There are all sorts of ways to reduce the environmental impact of computers. One of the most obvious is to avoid printing documents when you don’t really need to and to print on both sides of the paper when you do. Modern laser printers make this fairly straightforward.

At an event I attended recently one of the presenters gave a short talk to promote the idea of printing documents using both sides of the paper. He pointed out that it took “60 watts” of energy to manufacture a sheet of white A4 paper.

This makes no sense of course. As I pointed out to him afterwards (I’m like that), you measure energy in joules, not watts. It was meaningless to say it took 60 watts of energy to do anything, like saying that a road is 60 mph long. “Yes I know” he said, “but people don’t understand joules”. To which I might have said, why not tell them it takes 60 inches of energy, an even more friendly unit and equally meaningless.

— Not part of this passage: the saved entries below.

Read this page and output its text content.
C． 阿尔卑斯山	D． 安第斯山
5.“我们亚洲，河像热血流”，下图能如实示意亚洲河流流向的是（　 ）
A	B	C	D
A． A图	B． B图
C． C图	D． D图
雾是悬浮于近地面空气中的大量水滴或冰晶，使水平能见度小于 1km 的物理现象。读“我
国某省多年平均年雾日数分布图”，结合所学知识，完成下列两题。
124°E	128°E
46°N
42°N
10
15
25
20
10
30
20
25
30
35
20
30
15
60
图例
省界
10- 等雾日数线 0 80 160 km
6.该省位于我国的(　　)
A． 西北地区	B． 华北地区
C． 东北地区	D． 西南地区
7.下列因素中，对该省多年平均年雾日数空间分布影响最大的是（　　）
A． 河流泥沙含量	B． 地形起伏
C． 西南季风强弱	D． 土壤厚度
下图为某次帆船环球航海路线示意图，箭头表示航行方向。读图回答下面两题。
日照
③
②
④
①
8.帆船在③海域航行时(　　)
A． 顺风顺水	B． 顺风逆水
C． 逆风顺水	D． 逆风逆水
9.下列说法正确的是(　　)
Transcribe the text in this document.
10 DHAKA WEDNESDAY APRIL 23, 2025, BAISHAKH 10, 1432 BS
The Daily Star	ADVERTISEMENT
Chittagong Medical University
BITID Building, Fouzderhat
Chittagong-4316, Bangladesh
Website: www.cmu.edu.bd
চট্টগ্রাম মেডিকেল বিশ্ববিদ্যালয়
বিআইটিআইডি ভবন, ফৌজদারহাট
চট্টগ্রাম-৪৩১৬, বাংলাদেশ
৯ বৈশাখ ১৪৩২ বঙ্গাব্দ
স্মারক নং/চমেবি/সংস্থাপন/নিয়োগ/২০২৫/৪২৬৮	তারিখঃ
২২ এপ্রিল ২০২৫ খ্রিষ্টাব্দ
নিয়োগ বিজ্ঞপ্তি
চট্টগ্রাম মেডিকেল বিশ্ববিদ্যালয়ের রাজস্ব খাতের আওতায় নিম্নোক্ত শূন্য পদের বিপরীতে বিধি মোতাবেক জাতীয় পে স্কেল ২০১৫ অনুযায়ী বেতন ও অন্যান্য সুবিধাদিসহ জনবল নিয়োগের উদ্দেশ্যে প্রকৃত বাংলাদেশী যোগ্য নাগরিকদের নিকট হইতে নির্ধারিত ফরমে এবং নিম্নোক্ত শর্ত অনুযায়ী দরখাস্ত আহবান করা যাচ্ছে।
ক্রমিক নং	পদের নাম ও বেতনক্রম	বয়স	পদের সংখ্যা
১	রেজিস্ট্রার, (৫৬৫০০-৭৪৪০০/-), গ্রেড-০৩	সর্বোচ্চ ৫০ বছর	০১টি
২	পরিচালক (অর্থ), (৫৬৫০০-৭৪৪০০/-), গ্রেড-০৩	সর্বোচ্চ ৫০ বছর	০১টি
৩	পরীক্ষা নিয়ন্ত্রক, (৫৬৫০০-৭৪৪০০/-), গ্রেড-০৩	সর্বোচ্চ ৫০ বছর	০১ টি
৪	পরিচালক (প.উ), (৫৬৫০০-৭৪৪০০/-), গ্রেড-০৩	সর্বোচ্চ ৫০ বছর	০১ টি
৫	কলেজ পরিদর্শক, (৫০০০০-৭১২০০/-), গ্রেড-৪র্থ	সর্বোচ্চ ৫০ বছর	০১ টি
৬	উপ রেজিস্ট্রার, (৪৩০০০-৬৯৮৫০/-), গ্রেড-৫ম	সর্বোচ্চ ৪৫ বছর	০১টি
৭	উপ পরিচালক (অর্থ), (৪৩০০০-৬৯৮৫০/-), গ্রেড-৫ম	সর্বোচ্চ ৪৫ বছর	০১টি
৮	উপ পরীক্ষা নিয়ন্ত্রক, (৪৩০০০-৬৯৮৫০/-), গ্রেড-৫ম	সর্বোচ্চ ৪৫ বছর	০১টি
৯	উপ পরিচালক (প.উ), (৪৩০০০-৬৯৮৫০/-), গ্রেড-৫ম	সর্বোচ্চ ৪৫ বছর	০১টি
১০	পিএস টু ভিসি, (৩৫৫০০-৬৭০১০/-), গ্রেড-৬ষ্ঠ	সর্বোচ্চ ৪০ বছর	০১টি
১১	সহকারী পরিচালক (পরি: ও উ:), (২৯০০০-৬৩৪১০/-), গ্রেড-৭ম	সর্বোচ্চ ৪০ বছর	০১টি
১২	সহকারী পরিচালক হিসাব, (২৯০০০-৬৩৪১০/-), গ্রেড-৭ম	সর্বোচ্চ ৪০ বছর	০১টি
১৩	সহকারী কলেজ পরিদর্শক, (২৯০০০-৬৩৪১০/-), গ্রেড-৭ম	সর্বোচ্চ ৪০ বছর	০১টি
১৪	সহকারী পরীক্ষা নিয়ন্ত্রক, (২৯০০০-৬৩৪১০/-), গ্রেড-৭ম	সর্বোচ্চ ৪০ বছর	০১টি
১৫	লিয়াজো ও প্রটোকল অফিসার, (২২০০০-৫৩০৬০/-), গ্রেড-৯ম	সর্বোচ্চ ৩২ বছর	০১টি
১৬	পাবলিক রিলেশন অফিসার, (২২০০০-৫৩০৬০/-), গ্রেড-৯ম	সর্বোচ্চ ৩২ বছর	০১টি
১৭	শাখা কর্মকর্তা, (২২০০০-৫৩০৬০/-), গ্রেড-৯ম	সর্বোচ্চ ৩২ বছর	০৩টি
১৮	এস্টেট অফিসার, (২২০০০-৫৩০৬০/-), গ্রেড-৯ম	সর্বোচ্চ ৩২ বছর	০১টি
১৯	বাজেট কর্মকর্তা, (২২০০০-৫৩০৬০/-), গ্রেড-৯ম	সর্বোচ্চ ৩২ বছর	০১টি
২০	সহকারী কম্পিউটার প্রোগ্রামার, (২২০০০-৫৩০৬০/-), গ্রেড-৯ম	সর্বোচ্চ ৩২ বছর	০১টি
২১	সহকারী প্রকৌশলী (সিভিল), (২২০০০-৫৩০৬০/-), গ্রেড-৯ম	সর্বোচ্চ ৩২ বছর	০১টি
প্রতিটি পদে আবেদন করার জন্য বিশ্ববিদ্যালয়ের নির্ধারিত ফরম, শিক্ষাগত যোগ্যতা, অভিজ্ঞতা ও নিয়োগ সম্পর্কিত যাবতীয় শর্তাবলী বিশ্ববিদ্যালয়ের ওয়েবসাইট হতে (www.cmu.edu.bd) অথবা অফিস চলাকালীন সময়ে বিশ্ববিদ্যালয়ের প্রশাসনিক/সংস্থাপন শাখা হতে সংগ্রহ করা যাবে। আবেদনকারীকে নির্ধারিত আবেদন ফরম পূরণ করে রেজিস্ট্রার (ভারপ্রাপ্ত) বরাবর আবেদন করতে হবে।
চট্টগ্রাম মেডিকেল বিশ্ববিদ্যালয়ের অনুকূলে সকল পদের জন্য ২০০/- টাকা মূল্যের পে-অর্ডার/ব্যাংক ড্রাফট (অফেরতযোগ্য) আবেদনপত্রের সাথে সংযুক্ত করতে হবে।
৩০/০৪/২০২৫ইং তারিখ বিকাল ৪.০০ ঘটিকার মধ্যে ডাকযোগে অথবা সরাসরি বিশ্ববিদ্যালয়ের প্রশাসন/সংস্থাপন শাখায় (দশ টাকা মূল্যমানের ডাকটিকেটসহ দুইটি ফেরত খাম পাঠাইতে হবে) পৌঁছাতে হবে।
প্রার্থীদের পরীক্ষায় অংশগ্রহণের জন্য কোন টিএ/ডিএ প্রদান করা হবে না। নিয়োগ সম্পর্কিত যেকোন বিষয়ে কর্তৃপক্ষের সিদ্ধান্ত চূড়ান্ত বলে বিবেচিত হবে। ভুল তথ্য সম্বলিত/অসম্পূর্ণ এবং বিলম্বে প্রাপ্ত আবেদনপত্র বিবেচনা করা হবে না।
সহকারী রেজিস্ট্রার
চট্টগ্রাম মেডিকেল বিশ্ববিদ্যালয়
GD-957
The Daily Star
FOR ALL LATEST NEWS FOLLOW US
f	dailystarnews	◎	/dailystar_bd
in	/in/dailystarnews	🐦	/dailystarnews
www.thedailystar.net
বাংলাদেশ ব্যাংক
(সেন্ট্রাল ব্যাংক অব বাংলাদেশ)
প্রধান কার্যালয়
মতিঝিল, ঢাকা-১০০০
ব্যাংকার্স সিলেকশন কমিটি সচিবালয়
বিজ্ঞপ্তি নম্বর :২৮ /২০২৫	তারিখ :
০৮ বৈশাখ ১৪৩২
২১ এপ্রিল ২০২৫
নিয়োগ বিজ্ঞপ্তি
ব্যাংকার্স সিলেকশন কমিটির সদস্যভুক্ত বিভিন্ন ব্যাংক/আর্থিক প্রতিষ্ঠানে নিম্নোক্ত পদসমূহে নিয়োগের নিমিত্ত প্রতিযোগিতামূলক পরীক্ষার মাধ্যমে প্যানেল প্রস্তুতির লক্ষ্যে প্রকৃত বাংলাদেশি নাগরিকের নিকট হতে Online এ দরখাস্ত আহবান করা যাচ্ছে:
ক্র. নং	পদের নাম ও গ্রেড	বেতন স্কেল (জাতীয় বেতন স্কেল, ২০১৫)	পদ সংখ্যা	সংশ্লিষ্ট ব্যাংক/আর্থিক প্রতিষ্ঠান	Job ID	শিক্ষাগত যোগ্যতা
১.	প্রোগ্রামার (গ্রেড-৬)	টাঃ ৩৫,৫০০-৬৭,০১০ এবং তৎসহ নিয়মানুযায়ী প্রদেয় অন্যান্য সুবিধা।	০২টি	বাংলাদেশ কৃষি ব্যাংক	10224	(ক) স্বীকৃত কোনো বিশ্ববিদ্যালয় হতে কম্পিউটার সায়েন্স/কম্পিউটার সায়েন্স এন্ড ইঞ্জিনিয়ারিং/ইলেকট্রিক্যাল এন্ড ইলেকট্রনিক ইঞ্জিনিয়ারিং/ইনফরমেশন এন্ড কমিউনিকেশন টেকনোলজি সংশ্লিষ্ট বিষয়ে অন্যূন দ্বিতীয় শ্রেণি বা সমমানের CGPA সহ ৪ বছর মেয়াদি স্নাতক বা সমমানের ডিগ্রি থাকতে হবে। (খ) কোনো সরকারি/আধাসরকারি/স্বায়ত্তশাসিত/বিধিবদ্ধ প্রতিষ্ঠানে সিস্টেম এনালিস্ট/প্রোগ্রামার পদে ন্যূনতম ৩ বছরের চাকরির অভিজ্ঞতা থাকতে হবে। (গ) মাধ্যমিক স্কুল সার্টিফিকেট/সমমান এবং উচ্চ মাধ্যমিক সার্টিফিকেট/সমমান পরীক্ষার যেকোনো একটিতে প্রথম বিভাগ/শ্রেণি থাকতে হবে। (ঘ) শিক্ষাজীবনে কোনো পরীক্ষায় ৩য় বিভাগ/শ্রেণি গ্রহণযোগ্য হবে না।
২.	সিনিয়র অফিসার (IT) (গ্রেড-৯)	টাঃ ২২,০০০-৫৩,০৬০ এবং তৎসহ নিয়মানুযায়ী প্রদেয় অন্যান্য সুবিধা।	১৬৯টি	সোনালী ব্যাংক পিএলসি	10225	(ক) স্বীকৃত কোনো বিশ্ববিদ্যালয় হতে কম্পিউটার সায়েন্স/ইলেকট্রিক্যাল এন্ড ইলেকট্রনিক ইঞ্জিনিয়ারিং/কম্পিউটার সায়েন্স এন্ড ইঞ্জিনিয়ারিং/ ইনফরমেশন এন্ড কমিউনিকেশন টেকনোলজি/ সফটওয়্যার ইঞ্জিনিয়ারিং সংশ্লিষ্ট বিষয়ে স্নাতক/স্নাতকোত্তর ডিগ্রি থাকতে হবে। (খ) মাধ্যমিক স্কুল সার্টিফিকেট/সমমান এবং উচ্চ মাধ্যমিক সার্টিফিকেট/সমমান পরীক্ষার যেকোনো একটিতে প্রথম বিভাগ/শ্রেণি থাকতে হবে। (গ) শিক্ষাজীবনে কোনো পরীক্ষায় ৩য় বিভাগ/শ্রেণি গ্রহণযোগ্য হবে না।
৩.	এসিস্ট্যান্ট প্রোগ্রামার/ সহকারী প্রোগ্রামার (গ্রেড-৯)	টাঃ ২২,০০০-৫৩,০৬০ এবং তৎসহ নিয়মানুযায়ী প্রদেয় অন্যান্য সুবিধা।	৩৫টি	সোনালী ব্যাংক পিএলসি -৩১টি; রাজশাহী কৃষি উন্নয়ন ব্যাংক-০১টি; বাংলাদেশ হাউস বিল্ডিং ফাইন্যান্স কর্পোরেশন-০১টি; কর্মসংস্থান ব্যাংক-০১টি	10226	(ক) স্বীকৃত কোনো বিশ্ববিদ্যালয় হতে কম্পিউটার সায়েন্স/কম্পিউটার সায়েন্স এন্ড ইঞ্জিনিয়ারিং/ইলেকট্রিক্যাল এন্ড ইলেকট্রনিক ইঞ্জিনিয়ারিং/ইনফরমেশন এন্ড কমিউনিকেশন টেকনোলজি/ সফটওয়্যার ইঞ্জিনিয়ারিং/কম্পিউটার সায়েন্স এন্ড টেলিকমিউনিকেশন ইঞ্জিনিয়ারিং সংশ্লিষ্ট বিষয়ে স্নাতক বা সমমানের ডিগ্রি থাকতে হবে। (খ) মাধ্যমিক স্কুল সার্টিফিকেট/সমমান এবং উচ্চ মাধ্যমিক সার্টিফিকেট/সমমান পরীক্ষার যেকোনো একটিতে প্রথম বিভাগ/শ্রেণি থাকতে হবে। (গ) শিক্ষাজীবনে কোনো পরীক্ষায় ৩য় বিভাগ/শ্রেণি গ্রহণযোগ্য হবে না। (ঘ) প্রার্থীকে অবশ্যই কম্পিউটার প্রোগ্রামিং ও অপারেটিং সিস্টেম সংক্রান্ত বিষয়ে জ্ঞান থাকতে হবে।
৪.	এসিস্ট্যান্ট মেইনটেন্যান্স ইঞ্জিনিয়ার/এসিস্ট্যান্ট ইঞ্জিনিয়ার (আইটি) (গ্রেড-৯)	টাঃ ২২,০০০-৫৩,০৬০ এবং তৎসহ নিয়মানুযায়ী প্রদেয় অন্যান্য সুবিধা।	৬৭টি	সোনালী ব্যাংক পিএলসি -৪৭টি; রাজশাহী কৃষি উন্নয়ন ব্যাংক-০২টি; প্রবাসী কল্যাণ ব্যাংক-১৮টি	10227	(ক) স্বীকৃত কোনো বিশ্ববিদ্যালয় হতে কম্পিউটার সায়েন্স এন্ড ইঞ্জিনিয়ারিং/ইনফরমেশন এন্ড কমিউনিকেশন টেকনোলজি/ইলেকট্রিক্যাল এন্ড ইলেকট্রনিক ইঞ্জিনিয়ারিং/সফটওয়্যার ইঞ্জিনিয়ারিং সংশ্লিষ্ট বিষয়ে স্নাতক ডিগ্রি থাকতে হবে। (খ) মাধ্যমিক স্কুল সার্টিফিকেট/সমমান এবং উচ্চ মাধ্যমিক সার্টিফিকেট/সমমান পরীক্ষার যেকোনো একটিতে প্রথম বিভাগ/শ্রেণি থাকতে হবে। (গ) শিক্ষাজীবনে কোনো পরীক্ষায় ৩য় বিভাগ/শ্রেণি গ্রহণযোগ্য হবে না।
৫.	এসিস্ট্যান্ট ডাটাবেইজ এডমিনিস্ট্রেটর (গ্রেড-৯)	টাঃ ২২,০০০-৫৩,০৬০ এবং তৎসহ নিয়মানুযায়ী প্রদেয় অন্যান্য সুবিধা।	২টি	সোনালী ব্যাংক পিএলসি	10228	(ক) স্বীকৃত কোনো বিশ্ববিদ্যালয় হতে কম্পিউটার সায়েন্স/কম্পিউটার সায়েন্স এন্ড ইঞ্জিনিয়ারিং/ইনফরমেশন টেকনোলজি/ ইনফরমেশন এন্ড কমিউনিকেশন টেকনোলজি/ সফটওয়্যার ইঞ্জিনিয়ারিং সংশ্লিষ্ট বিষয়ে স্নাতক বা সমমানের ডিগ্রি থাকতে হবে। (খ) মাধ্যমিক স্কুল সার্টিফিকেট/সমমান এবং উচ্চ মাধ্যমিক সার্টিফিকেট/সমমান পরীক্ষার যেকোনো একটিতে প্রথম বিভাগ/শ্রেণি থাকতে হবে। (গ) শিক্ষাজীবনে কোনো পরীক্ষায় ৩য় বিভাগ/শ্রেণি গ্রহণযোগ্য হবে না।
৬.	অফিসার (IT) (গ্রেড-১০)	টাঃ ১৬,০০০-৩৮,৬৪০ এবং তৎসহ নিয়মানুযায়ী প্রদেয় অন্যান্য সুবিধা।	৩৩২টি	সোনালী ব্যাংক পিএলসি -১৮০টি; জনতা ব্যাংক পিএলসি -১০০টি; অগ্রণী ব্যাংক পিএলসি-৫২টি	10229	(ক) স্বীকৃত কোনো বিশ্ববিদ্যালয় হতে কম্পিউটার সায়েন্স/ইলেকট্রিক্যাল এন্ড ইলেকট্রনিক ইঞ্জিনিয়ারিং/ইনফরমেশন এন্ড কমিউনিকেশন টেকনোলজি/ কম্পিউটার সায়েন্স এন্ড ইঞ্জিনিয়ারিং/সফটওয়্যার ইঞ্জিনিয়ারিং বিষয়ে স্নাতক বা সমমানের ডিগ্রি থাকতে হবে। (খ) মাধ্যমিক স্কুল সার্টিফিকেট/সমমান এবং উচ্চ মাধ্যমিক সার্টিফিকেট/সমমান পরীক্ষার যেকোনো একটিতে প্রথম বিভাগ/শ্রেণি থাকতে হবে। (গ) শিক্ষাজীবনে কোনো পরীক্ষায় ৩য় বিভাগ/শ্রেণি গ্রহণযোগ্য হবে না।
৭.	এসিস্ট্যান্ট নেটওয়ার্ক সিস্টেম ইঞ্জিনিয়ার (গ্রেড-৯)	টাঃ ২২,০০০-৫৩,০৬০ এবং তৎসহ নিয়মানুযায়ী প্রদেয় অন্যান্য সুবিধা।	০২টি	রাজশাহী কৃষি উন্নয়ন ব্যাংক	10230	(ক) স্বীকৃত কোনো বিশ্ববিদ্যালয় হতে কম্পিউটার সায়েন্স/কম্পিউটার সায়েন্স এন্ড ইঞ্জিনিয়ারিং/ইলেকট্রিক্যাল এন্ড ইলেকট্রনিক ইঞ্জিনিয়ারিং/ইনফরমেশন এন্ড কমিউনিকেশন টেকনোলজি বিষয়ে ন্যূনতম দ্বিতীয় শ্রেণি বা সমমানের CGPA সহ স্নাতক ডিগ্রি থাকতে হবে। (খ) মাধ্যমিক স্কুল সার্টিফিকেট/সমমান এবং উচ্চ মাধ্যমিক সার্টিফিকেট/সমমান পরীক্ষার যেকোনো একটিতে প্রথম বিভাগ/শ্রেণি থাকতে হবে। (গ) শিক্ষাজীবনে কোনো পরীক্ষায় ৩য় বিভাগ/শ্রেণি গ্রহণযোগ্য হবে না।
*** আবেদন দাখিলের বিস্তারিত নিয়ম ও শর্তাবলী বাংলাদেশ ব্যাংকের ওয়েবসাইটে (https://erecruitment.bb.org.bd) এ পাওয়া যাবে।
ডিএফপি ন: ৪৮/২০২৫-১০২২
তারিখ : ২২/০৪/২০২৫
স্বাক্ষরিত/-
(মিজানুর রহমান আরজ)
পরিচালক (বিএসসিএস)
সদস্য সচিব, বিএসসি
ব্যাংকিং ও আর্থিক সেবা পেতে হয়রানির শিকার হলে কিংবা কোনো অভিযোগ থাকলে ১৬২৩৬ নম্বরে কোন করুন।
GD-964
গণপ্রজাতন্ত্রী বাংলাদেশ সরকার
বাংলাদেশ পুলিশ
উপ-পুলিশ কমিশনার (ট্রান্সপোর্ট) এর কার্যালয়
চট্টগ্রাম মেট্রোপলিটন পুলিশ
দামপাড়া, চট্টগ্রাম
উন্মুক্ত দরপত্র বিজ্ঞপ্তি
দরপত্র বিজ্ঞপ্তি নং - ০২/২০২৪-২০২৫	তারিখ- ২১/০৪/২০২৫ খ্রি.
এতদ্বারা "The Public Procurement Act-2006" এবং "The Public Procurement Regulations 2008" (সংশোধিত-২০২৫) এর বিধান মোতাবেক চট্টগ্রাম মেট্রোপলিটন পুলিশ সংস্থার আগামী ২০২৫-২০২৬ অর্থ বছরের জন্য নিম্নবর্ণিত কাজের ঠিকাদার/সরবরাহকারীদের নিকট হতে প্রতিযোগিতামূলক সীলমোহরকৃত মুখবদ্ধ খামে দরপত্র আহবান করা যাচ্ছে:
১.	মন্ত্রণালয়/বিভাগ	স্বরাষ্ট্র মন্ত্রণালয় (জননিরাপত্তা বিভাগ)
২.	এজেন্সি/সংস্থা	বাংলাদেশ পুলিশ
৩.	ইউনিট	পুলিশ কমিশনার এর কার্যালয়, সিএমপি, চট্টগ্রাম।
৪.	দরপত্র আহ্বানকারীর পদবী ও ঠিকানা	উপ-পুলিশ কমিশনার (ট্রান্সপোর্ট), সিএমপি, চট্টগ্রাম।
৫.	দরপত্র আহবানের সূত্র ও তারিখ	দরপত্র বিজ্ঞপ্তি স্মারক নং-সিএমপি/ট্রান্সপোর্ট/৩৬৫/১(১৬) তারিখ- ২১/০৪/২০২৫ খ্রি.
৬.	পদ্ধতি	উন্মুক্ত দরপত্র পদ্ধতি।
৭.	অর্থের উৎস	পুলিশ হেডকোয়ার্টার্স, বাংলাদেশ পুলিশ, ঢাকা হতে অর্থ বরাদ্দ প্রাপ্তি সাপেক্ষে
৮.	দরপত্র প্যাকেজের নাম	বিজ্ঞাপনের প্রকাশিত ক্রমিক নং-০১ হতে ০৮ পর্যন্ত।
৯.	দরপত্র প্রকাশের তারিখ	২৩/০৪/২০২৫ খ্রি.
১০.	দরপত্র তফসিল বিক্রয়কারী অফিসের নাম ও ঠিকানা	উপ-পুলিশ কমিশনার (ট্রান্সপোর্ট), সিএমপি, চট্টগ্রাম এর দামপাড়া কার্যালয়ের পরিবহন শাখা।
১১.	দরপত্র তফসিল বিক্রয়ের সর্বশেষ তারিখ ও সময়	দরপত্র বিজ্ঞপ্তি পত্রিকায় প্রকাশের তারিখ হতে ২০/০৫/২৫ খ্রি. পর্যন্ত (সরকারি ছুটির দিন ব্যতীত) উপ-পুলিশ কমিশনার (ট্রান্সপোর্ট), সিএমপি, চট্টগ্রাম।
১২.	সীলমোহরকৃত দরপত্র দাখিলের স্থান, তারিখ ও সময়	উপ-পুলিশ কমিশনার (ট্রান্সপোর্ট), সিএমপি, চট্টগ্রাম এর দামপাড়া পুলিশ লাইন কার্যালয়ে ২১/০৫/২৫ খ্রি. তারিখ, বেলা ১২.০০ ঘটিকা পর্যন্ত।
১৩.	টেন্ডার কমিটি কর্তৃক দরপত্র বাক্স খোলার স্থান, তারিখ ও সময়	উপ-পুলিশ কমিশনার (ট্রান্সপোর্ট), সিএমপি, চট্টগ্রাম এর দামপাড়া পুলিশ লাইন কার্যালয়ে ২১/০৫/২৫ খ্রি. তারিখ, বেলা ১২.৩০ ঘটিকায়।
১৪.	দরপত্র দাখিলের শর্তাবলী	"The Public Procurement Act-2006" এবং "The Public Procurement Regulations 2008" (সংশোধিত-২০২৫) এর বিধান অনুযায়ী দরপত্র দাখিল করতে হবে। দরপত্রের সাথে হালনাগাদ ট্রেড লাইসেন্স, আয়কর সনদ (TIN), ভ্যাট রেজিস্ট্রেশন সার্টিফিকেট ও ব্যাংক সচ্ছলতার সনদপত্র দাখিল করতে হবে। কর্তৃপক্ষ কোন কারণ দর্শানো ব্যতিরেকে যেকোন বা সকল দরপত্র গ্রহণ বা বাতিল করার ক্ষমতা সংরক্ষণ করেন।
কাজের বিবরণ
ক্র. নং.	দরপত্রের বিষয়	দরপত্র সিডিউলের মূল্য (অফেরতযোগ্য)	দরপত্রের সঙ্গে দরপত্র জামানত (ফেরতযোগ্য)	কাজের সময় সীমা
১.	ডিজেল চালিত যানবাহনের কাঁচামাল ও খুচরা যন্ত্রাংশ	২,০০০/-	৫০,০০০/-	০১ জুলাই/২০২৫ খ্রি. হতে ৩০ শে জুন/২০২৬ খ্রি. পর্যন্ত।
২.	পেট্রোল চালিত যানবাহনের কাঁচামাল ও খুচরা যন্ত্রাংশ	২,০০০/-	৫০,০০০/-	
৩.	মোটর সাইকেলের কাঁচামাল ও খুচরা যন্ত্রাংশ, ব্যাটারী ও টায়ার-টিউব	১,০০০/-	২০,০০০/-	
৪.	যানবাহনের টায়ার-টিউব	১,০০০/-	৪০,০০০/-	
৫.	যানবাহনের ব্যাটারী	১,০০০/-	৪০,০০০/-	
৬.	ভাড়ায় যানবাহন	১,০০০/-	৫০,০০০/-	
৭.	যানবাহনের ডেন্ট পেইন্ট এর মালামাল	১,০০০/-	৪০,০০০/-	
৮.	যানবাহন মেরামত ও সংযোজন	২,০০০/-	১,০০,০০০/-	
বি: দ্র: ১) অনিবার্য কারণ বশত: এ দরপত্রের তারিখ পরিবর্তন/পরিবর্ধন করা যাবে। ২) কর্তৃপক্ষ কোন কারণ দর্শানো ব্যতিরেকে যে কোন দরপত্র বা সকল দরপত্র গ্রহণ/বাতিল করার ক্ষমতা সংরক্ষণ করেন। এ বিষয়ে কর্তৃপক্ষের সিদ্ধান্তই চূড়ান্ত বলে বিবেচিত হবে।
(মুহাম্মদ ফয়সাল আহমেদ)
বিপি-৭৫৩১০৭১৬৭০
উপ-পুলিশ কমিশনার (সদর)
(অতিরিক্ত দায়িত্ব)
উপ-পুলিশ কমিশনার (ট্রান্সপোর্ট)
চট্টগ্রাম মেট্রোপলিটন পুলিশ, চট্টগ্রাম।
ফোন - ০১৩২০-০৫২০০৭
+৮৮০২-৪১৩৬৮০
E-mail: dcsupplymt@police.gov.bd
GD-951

When doing some research later I realised that the source of this 60 watts idea was a press release issued by the very highly-respected Palo Alto Research Centre (PARC) in California – inventors of the point-and-click graphical user interface we all use now to control our computers. They have come up with the idea of printer ink that disappears after a while. This apparently is a green breakthrough because it allows paper to be re-used rather than recycled (I have my doubts). In support of this, PARC said that it took 204,000 joules (roughly 60 watt-hours – hence the “60 watts”) to manufacture a piece of white paper from virgin pulp, much more than is required to print it. If you Google “204,000 joules” you’ll find this particular factoid spread right across the net, as more and more news sites picked up on the story.

Well, at least they got the units right. The problem is the number. A large paper manufacturing machine is capable of producing a continuous sheet of paper 10 metres wide moving at roughly 100 km/hour. At 204,000 joules per A4 sheet such a machine would consume almost a gigawatt of power - around 2.5% of the UK’s total electricity consumption. That simply cannot be right.

It’s a shame because the core point – that it takes a lot more energy to manufacture (or recycle) a piece of paper than to print on it – is correct and one good reason why we should print less documents, and print on both sides when we do.